I guess we are in same confusion. New to this tool. I have no idea how to do with these files. I am using a local GPU and want to finetune a local model. Please @worstkid92 if you have any updates

worstkid92 commented 3 months ago

I now have trouble with the simplified_data.jsonl. This format seems can not be directly used. My codes are like

dataset_raw = load_dataset('json',data_files=jsonl_path,split='train')
trainer = SFTTrainer(
    model = model,
    tokenizer = tokenizer,
    train_dataset=dataset_raw ,
    dataset_text_field = "text",
    max_seq_length = max_seq_length,
    dataset_num_proc = 2,
    packing = False,
    data_collator=data_collator,...
e-p-armstrong commented 2 months ago

You're right that simplified_data.jsonl is sharegpt. The others contain more information in case people want to add additional context to conversations, but simplified_data.jsonl is the one typically used for training. What you do here depends on what you mean by "alpaca format". Do you mean the dataset format (like, how the data is organized in the file) or the prompt template (like, how the text appears to the LLM when it's being trained?) Because there exists an alpaca prompt template as well as an alpaca dataset format. If it's the prompt template you're after you might not have to convert the data file at all. If it's the data, you'll have to convert the file, I haven't used alpaca in training a model before so I can't speak for sure on how you'd represent multiturn conversation with that format. My guess is that you would put the system prompt in the instruction, the previous messages in the input, and the latest assistant message in the output, for each assistant message in each conversation.

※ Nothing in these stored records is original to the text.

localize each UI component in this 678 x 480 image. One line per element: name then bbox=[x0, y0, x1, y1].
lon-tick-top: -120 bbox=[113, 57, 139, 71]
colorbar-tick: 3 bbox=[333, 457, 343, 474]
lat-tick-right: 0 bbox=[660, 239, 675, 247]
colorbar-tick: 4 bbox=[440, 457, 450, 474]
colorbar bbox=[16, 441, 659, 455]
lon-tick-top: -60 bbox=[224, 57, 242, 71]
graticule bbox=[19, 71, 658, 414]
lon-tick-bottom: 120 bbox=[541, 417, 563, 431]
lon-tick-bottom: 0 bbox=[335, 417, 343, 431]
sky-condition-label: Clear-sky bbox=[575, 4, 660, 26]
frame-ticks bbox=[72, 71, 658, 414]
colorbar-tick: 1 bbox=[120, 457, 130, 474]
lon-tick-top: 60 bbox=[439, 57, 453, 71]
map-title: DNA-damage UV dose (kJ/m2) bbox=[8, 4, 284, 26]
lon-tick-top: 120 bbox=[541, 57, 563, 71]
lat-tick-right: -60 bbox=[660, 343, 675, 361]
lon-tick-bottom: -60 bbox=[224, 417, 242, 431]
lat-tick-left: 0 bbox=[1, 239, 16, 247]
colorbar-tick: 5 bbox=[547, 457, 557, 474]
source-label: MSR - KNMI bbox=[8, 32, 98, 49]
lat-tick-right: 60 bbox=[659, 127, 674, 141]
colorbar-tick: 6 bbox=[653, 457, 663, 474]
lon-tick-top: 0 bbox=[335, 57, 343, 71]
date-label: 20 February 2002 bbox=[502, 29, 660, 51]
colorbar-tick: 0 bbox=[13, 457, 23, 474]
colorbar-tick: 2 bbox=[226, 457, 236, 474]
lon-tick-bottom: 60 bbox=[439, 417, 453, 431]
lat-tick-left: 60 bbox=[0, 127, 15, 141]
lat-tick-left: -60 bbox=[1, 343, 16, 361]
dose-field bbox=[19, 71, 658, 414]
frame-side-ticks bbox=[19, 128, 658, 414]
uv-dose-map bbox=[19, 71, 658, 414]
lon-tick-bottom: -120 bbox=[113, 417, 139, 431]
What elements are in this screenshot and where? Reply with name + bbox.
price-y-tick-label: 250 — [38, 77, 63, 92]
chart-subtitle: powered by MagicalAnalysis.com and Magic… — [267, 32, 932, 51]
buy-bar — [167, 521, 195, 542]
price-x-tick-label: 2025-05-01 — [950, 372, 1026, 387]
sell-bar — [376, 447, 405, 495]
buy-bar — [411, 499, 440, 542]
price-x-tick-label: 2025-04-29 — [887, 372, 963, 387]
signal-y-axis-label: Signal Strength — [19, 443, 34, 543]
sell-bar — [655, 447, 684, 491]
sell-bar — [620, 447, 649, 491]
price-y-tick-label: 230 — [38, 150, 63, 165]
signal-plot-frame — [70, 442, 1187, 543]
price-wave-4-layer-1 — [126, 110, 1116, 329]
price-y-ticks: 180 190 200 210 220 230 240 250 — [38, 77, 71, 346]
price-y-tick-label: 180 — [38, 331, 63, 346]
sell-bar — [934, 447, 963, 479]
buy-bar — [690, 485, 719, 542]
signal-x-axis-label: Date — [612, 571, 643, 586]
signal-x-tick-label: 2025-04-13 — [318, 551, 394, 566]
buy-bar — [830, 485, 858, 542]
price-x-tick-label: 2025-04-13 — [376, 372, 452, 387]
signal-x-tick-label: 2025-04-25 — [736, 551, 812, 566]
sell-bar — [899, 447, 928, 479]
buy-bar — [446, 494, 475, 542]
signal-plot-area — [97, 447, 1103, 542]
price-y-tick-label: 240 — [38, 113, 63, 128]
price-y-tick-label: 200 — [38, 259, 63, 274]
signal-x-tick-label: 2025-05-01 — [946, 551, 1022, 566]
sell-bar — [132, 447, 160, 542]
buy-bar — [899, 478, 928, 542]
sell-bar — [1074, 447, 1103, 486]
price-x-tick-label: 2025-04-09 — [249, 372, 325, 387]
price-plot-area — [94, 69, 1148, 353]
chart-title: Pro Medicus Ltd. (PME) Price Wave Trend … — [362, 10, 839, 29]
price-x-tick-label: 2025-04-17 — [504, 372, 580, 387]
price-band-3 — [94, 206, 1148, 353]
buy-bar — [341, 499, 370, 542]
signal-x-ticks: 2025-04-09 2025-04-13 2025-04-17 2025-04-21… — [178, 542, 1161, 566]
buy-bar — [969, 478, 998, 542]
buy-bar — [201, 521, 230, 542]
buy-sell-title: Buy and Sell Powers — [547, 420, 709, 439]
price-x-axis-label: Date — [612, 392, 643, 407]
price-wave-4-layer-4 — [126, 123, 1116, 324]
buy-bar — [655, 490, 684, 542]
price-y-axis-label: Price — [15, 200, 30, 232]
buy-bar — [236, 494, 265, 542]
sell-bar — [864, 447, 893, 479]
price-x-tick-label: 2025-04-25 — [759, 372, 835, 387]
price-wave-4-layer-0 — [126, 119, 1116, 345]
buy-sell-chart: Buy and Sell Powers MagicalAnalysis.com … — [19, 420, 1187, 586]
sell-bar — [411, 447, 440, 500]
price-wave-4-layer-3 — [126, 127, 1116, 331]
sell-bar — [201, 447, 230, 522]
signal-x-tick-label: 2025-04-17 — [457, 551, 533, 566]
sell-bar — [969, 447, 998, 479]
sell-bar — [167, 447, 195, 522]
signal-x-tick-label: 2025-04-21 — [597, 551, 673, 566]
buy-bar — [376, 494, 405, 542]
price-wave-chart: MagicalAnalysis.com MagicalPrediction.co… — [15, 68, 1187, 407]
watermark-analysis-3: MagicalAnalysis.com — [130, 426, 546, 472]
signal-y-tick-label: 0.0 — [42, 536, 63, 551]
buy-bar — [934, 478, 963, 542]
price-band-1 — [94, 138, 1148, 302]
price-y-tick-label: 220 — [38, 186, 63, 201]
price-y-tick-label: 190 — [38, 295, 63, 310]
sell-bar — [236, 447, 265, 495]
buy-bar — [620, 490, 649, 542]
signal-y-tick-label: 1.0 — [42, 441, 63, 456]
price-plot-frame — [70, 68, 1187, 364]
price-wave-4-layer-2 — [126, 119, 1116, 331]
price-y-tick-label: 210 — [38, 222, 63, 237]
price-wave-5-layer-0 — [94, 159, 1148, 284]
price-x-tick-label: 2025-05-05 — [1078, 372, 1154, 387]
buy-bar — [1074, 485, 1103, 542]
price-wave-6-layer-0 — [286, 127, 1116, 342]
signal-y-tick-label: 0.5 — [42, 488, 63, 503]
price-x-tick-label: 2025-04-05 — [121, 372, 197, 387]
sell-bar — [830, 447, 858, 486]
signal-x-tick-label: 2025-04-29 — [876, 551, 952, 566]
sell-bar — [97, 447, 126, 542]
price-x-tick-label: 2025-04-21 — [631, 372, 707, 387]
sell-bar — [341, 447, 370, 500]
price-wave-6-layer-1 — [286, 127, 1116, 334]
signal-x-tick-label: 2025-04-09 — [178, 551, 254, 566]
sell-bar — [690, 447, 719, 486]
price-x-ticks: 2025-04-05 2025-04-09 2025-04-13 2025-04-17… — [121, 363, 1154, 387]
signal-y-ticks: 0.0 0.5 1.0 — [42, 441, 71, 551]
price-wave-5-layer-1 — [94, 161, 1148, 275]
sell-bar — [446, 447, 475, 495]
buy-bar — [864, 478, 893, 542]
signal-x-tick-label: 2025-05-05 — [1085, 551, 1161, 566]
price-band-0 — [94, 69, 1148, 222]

thank you so much for your reply. the alpaca format that i am blubbering about is the one that is, i think a json file, and has "instruction:", "input:" and "output:" ones, i guess i am talking about alpaca prompt format.

also i just found that i think i was wrong from the beginning, so instead of going for finetuning i think i am looking for anchoring/RAG? basically i want to provide documents or internal webpages to llm and ask questions about them and maybe ask for it to provide references to the answers.

another thing is i remember from your videos, you had output files with "RAG" in them but i do not have them, is it due to a version difference or am i doing it wrong? (asking in case i am right about going for RAG)

lastly (i apologize for asking this/being fed by spoon) but could you give me a basic workflow of how you finetune/RAG(?) an LLM? i am not asking you to share any files or anything i am asking for "get raw data - use augmentoolkit - take X file to tool Y - use model Z and train" a simplified this would be more than what i could ever ask for :)

regardless, thank you for your response and amazing tool :)

Good questions! The video demos cover how to finetune, showing every step. RAG vs Non-RAG data is just that RAG has the context from which the questions were made, in the system prompt, so that the LLM learns retrieval.